Crain's New York says that fewer New Yorkers own cars, due to lack of parking spaces, increasing costs (insurance, gas), and more fines. According to a study, it costs almost $10,000 to maintain a car in New York City, which has led to the 5% decrease in car ownership since 2000. Hmm, $10,000 would be at least around 500 late-night car rides to or from Brooklyn. Interestingly enough, preserving mental health was not specifically called out, though that's the implicit suggestion, because what else can Gothamist think, when we read "$400/month parking fees" and "$2.29/gallon gas." And think about the potholes! And the crazy pedestrians! The cabs, the bad drivers from not-NYC, the delivery trucks, the bike messengers...riding in a car is almost as bad as driving a car in the city, but driving would force Gothamist to up our hours on the therapist's couch.

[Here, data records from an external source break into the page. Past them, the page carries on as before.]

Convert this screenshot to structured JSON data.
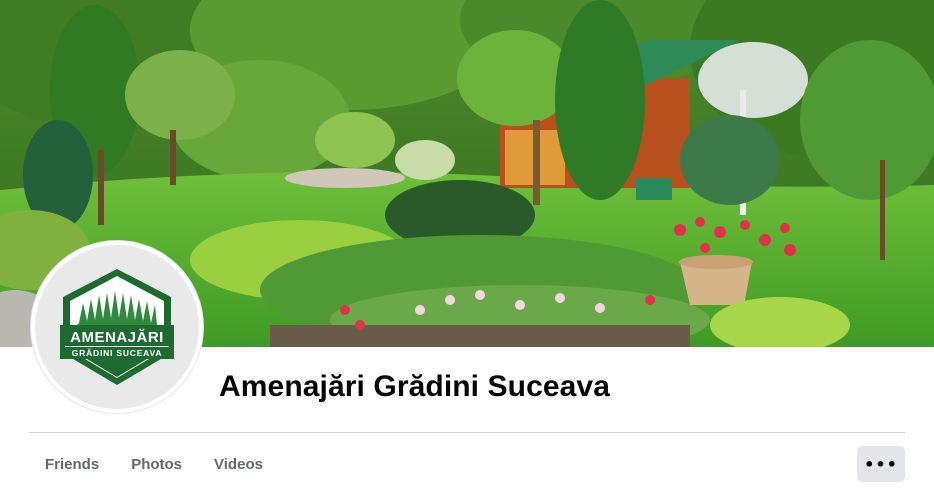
{
  "page": {
    "title": "Amenajări Grădini Suceava"
  },
  "logo": {
    "line1": "AMENAJĂRI",
    "line2": "GRĂDINI SUCEAVA"
  },
  "tabs": [
    {
      "label": "Friends"
    },
    {
      "label": "Photos"
    },
    {
      "label": "Videos"
    }
  ],
  "more_button": {
    "icon": "more-horizontal-icon",
    "glyph": "•••"
  },
  "colors": {
    "logo_green": "#1e6b32",
    "title_text": "#050505",
    "tab_text": "#65676b",
    "button_bg": "#e4e6eb"
  }
}
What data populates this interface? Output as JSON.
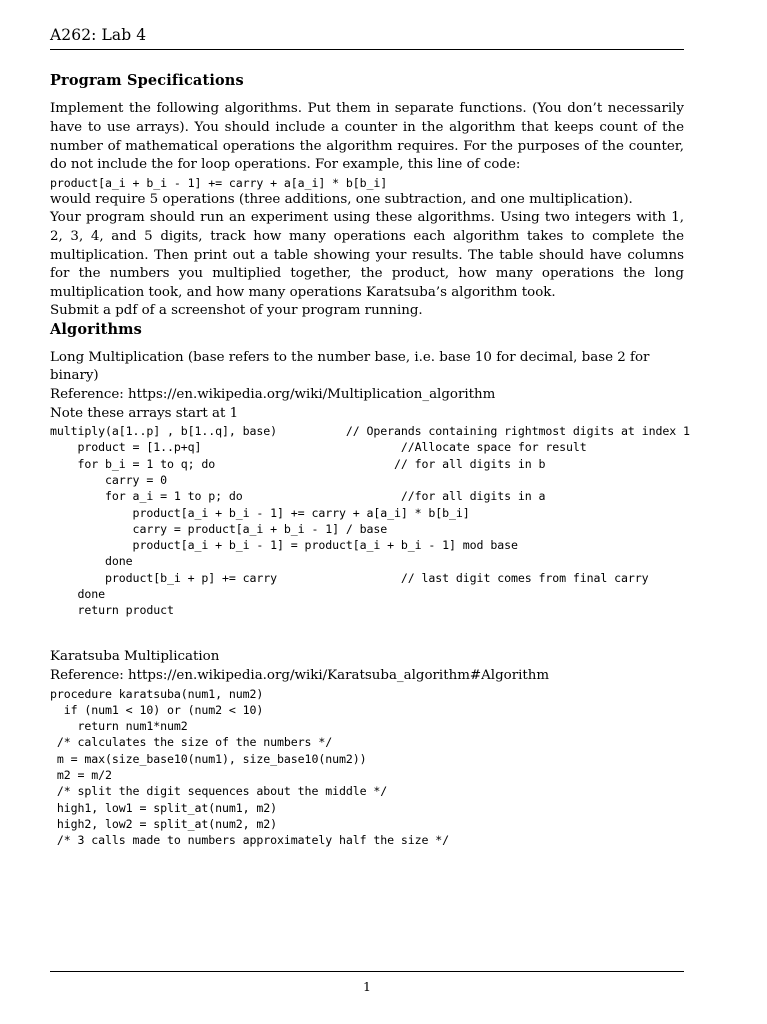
{
  "header": {
    "title": "A262: Lab 4"
  },
  "sections": {
    "specifications": {
      "heading": "Program Specifications",
      "paragraph_1": "Implement the following algorithms. Put them in separate functions. (You don’t necessarily have to use arrays). You should include a counter in the algorithm that keeps count of the number of mathematical operations the algorithm requires. For the purposes of the counter, do not include the for loop operations. For example, this line of code:",
      "example_code": "product[a_i + b_i - 1] += carry + a[a_i] * b[b_i]",
      "paragraph_2": "would require 5 operations (three additions, one subtraction, and one multiplication).",
      "paragraph_3": "Your program should run an experiment using these algorithms. Using two integers with 1, 2, 3, 4, and 5 digits, track how many operations each algorithm takes to complete the multiplication. Then print out a table showing your results. The table should have columns for the numbers you multiplied together, the product, how many operations the long multiplication took, and how many operations Karatsuba’s algorithm took.",
      "paragraph_4": "Submit a pdf of a screenshot of your program running."
    },
    "algorithms": {
      "heading": "Algorithms",
      "long_multiplication": {
        "title": "Long Multiplication (base refers to the number base, i.e. base 10 for decimal, base 2 for binary)",
        "reference": "Reference: https://en.wikipedia.org/wiki/Multiplication_algorithm",
        "note": "Note these arrays start at 1",
        "code": "multiply(a[1..p] , b[1..q], base)          // Operands containing rightmost digits at index 1\n    product = [1..p+q]                             //Allocate space for result\n    for b_i = 1 to q; do                          // for all digits in b\n        carry = 0\n        for a_i = 1 to p; do                       //for all digits in a\n            product[a_i + b_i - 1] += carry + a[a_i] * b[b_i]\n            carry = product[a_i + b_i - 1] / base\n            product[a_i + b_i - 1] = product[a_i + b_i - 1] mod base\n        done\n        product[b_i + p] += carry                  // last digit comes from final carry\n    done\n    return product"
      },
      "karatsuba": {
        "title": "Karatsuba Multiplication",
        "reference": "Reference: https://en.wikipedia.org/wiki/Karatsuba_algorithm#Algorithm",
        "code": "procedure karatsuba(num1, num2)\n  if (num1 < 10) or (num2 < 10)\n    return num1*num2\n /* calculates the size of the numbers */\n m = max(size_base10(num1), size_base10(num2))\n m2 = m/2\n /* split the digit sequences about the middle */\n high1, low1 = split_at(num1, m2)\n high2, low2 = split_at(num2, m2)\n /* 3 calls made to numbers approximately half the size */"
      }
    }
  },
  "footer": {
    "page_number": "1"
  }
}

Then again, Gothamist has barely driven since the new millennium and we will lie, steal, and cheat in order to befriend people who are nuts enough to own cars, with hopes of roadtrips to NJ malls where there's no sales tax. And there may be nothing truer than this wonderful quote in the article:
Susannah Perlman, who recently sold her 1989 Honda Civic, says: "Owning a car is not a crime. But in New York City they certainly make you feel like it is one."
Calvin Trillin captured the insanity of city car ownership in Tepper Isn't Going Out. And Gothamist still doesn't get how Jerry Seinfeld owned a car in the city, before his days as a garage owner, but the Parking Space is a great episode.